Au bout du premier jour du séminaire, après que tous les grands chefs divers et variés (il y en a beaucoup dans l’USAF) eussent parlé, – pas un mot sur ces deux questions. D’où ces remarques publiées le 16 septembre, sur le blog de Defense News (avec une certaine attention qui doit être portée sur la dernière phrase):
«A day and a half into the 2008 Air & Space Conference a definite trend has emerged: U.S. Air Force officials have barely mentioned the F-22 Raptor and F-35 Lightning II fighter programs. For a service that prides itself on its advanced fighter jets, it seems a very interesting departure from past incarnations of this event, which featured plenty of senior-level advocacy of the two fifth-generation jets, as well as individual break-out sessions about how the two jets are expected to bolster the nation’s air power.
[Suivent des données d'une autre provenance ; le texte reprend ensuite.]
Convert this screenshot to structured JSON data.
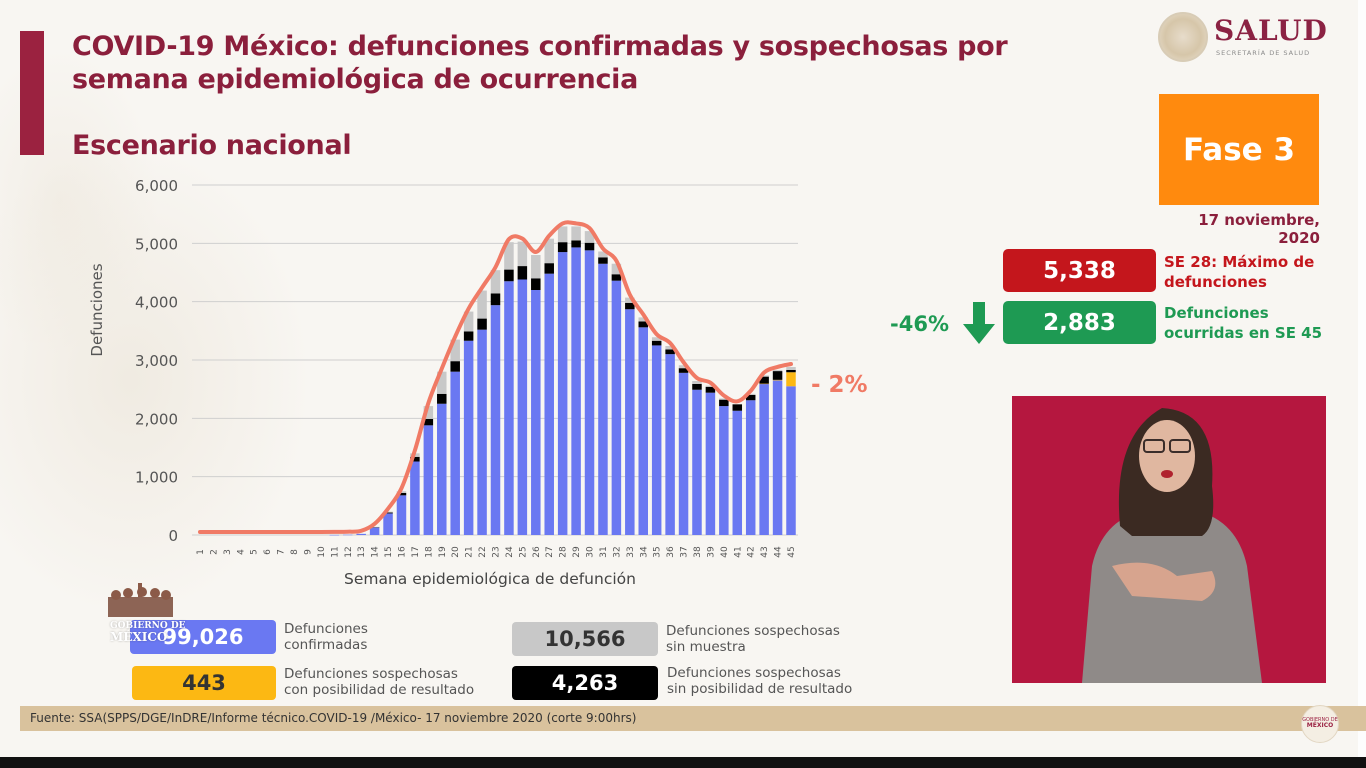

»During separate speeches and in a joint media briefing, the service’s new leaders — acting Secretary Michael Donley and Chief of Staff Gen. Norton Schwartz – barely mentioned the Raptor or Lightning II. There’s an old saying often bandied about by wise editors and journalism professors that comes to mind here: Sometimes the real story lies in what public officials aren’t saying.»
Mais le lendemain, 17 septembre, toujours sur le même blog, changement d’atmosphère. Au même séminaire, la parole est donnée à des “indépendants” (les guillemets sont inévitables), qui ne font pas partie de la hiérarchie mais vouent tout de même au service (l’USAF) une affection attentionnée. Ceux-là mettent les pieds dans le plat, où figurent, superbement déployés, le F-22 et le F-35.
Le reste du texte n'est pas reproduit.